Virago odpaliło, wszystko działa. Poskładałem siedzenia i w drogę z kluczykiem w kieszeni.
Jedynie przed garażem, żeby wyłączyć zapłon znów musiałem odkręcać siedzenie.
Spróbuję reanimować stacyjkę. Nie chce mi się wymieniać wszystkich zamków.
Re: Co dzisiaj zrobiłem w/z moją Virażką.
: 03 września 2021, 16:12
autor: Adek 1
A ja dzisiaj skończyłem co zacząłem dwa dni temu . Męczyła mnie to już od dłuższego czasu
Re: Co dzisiaj zrobiłem w/z moją Virażką.
: 03 września 2021, 22:32
autor: Marek.
Adek 1 pisze: ↑03 września 2021, 16:12
A ja dzisiaj skończyłem co zacząłem dwa dni temu . Męczyła mnie to już od dłuższego czasu
Lakierowałeś, czy nakładałeś "chrom"?
Re: Co dzisiaj zrobiłem w/z moją Virażką.
: 05 września 2021, 14:50
autor: Adek 1
Jest tylko wypolerowane . Lakieru na to nie będę nakładać bo i tak nie będzie się trzymał długo na polerowanym aluminium . A nie mam ochoty potem walczyć z lakierem . Co jakiś czas przelecę pastą do chromów i aluminium i powinno wystarczyć . Miałem kiedyś polerowane felgi w aucie i dałem radę to myślę że i w tym przypadku dam radę
Re: Co dzisiaj zrobiłem w/z moją Virażką.
: 05 września 2021, 15:22
autor: Marek.
Adek 1 pisze: ↑05 września 2021, 14:50
Jest tylko wypolerowane . Lakieru na to nie będę nakładać bo i tak nie będzie się trzymał długo na polerowanym aluminium . A nie mam ochoty potem walczyć z lakierem . Co jakiś czas przelecę pastą do chromów i aluminium i powinno wystarczyć . Miałem kiedyś polerowane felgi w aucie i dałem radę to myślę że i w tym przypadku dam radę
Myślałem, że to jest z plastiku
PS.
Ja lakierowałem polerowane uchwyty kierownicy i wciąż się trzyma, chociaż fakt, już nie wygląda tak dobrze jak na początku. Dodawałem, jakiś środek polepszający trzymanie się lakieru, do powierzchni polerowanej.
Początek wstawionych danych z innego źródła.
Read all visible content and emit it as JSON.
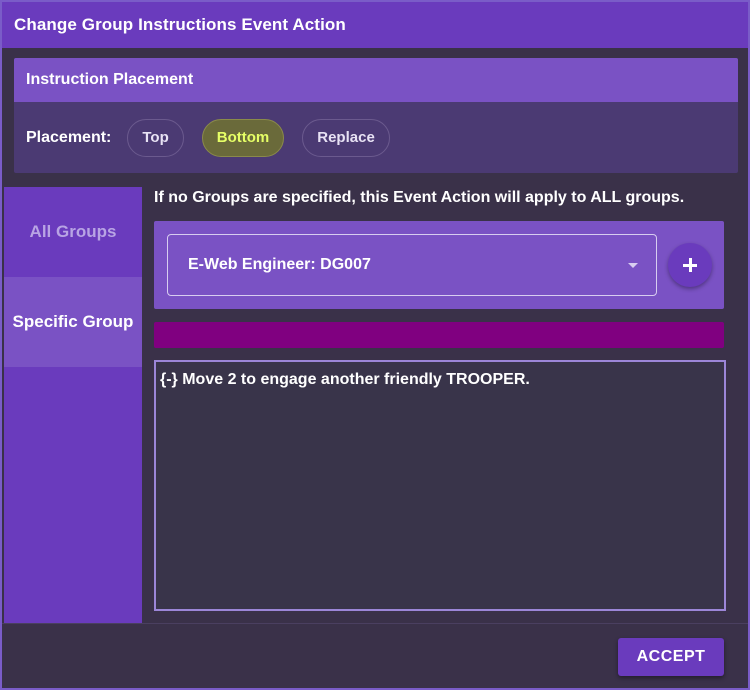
{
  "dialog": {
    "title": "Change Group Instructions Event Action"
  },
  "placement": {
    "header": "Instruction Placement",
    "label": "Placement:",
    "options": [
      "Top",
      "Bottom",
      "Replace"
    ],
    "selected": "Bottom"
  },
  "tabs": {
    "items": [
      "All Groups",
      "Specific Group"
    ],
    "active": "Specific Group"
  },
  "content": {
    "info_text": "If no Groups are specified, this Event Action will apply to ALL groups.",
    "group_select_value": "E-Web Engineer: DG007",
    "add_icon": "plus-icon",
    "group_color": "#800080",
    "instruction_text": "{-} Move 2 to engage another friendly TROOPER."
  },
  "footer": {
    "accept_label": "ACCEPT"
  },
  "colors": {
    "titlebar": "#6a3bbd",
    "accent": "#7a52c4",
    "selected_chip_text": "#e6ff66"
  }
}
Ale z tego co pamiętam, ktoś pisał, że jest jakiś wosk, którym można zabezpieczyć tak wypolerowany metal i działa to ponoć bardzo ok.
Re: Co dzisiaj zrobiłem w/z moją Virażką.
: 05 września 2021, 20:10
autor: slobo
A ja dziś pyknąłem 400km Virażką po Bieszczadach. Ostatnie 400km przed rozstaniem. Czas na zmiany. PS. Pozdrawiam kolegów z forum spotkanych na stacji benzynowej w Przemyślu. LWG!
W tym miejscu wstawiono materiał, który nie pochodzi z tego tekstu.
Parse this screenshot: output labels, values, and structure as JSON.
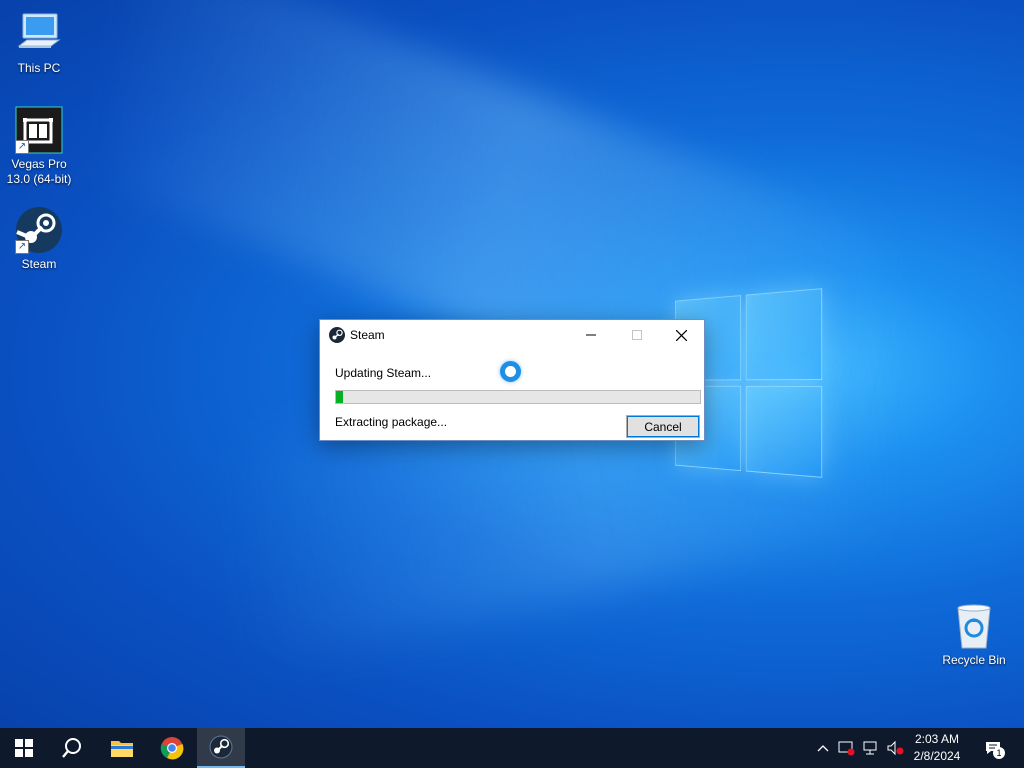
{
  "desktop": {
    "icons": [
      {
        "label": "This PC",
        "icon": "monitor-icon"
      },
      {
        "label": "Vegas Pro\n13.0 (64-bit)",
        "icon": "film-icon"
      },
      {
        "label": "Steam",
        "icon": "steam-icon"
      },
      {
        "label": "Recycle Bin",
        "icon": "recycle-bin-icon"
      }
    ]
  },
  "dialog": {
    "title": "Steam",
    "status": "Updating Steam...",
    "progress_fraction": 0.02,
    "substatus": "Extracting package...",
    "cancel_label": "Cancel"
  },
  "taskbar": {
    "apps": [
      "windows-start-icon",
      "search-icon",
      "file-explorer-icon",
      "chrome-icon",
      "steam-icon"
    ],
    "clock": {
      "time": "2:03 AM",
      "date": "2/8/2024"
    },
    "notification_count": "1"
  },
  "colors": {
    "progress": "#06b025",
    "spinner": "#1e8fe6",
    "taskbar": "#0e1a2b"
  }
}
Re: Co dzisiaj zrobiłem w/z moją Virażką.
: 10 września 2021, 16:45
autor: MarcinS
Po ostatnim zgubieniu telefonu w trasie przykręciłem jakiś sensowniejszy "trzymacz" telefonu:
"Imadełko" na które można jeszcze naciągnąć silikonowego pająka i zaczepić o rogi telefonu:
W całości z alu, małe, nie rzuca się w oczy i nie razi na kierownicy.
A w razie czego jest też malutki tankbag na telefon:
Re: Co dzisiaj zrobiłem w/z moją Virażką.
: 10 września 2021, 17:50
autor: ki_czort
GUBa zdecydowanie polecam. Uważaj tylko na przenoszone wibracje na telefon i w razie czego zastąp plastikowy adapter wielkości kierownicy paskiem gumowym albo taśmą samowulkanizującą. Wibracje z silnika potrafią skutecznie zamordować kamerę w telefonie.
Re: Co dzisiaj zrobiłem w/z moją Virażką.
: 10 września 2021, 19:03
autor: MarcinS
Dzięki za info, choć kamerka w fonie i tak jest podła.
Ale upadek telefonu przy ~60km/h przetrwała.